Living Together with Chronic Disease: Informal Support for Diabetes Management in Vietnam (VALID): Phase II – Gestational Diabetes in Vietnam

Project summary

Global health is in transition: across the globe, non-communicable diseases (NCDs) pose urgent challenges to individuals, families and governments, hitting the world’s poor particularly hard. Due to their extensive human and economic costs, NCDs are among the major development challenges of the 21st century, holding a key position on the 2030 Agenda for Sustainable Development.
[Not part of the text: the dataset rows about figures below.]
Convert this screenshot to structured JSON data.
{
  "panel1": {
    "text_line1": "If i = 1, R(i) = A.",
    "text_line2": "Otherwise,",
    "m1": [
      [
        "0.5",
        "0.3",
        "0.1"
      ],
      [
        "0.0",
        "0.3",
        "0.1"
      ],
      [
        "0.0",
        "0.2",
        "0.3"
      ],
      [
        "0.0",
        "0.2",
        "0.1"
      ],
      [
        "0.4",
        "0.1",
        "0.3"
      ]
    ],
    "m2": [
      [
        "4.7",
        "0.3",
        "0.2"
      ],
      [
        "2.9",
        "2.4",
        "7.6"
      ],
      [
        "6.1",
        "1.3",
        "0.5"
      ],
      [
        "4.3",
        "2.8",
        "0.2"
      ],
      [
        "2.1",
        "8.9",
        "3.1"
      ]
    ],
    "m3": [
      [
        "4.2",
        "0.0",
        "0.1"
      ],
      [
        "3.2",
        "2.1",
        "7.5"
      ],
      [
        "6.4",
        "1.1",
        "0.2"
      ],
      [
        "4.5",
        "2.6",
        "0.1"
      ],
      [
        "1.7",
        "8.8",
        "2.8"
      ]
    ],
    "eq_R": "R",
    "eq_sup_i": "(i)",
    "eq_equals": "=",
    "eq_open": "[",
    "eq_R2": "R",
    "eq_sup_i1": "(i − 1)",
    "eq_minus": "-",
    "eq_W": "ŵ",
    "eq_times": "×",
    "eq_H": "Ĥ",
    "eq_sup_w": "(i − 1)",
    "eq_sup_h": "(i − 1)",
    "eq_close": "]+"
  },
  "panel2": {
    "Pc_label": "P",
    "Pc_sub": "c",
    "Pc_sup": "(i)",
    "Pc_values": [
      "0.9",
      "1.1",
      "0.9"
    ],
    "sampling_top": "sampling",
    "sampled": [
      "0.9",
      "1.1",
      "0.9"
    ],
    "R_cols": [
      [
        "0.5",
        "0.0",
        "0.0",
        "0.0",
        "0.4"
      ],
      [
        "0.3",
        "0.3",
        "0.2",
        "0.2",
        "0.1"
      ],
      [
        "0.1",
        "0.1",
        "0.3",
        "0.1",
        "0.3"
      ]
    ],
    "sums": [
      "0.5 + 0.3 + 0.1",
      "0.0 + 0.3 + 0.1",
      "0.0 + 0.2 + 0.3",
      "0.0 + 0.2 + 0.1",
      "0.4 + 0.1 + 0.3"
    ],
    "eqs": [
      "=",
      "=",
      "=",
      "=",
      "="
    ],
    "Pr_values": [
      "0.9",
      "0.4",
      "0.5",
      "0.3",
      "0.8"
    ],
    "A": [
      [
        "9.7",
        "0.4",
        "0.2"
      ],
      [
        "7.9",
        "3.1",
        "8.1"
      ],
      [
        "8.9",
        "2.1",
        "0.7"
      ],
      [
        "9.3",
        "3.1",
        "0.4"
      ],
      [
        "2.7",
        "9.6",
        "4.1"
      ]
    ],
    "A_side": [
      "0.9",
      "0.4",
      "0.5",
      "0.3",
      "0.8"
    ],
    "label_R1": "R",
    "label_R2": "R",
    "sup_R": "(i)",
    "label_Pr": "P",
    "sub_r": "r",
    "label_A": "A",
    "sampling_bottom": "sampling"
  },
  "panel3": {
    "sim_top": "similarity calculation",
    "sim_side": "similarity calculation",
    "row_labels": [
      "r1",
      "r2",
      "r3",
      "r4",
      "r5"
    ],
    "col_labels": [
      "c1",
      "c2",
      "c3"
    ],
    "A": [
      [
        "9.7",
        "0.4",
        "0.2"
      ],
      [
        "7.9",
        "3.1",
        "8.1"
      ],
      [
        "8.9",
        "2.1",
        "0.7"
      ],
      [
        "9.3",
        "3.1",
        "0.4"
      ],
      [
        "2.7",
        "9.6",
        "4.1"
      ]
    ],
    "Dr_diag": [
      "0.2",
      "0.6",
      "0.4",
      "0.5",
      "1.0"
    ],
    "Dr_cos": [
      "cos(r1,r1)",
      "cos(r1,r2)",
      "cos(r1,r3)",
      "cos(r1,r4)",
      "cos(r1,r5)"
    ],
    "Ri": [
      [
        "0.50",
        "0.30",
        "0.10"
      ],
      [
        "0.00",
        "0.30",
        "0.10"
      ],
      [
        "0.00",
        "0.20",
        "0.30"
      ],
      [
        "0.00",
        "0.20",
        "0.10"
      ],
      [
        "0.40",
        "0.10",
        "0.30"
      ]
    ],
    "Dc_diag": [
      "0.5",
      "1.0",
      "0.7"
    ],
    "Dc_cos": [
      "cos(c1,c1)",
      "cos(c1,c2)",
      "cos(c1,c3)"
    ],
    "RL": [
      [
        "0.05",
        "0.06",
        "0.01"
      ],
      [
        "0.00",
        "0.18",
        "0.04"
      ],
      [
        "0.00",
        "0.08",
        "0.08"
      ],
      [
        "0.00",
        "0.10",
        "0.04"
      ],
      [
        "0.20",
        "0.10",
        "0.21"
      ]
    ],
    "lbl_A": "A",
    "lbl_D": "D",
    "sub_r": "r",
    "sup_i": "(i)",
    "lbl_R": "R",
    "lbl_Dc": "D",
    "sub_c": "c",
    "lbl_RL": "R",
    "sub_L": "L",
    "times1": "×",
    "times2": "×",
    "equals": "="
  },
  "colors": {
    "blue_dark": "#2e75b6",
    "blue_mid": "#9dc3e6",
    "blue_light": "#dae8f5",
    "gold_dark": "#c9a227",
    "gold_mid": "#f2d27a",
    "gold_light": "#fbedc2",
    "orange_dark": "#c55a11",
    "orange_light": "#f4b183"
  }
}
This project argues that in order to develop more effective and locally grounded responses to the gobal NCD epidemic, the resources and potentials of the informal health care sector (defined as the lay, nonprofessional part of the health care system) must be investigated.
As a case for addressing NCDs, the project focuses on diabetes in Vietnam.

The project is carried out in Vietnam's Thai Binh province as an academic partnership between Thai Binh University of Medicine and Pharmacy and the Universities of Copenhagen and Southern Denmark. The project is conducted in close collaboration with the Danish-Vietnamese Strategic Sector Cooperation (SSC) project: Strengthening the Frontline Grassroots Health Worker: Prevention and Management of NCDs at the Primary Health Care Level, and with Novo Nordisk as private sector partner. Aiming for synergy with the SSC project, the project aims to break new ground in diabetes care by developing innovative models for active involvement of informal support persons in daily disease management, while also enhancing Vietnamese and Danish research capacities in the NCD field.

In Phase 1, the project focuses on day-to-day management of type II diabetes (T2D) in families and local communities, while the proposed Phase 2 focuses on gestational diabetes mellitus (GDM) among pregnant women in Thai Binh.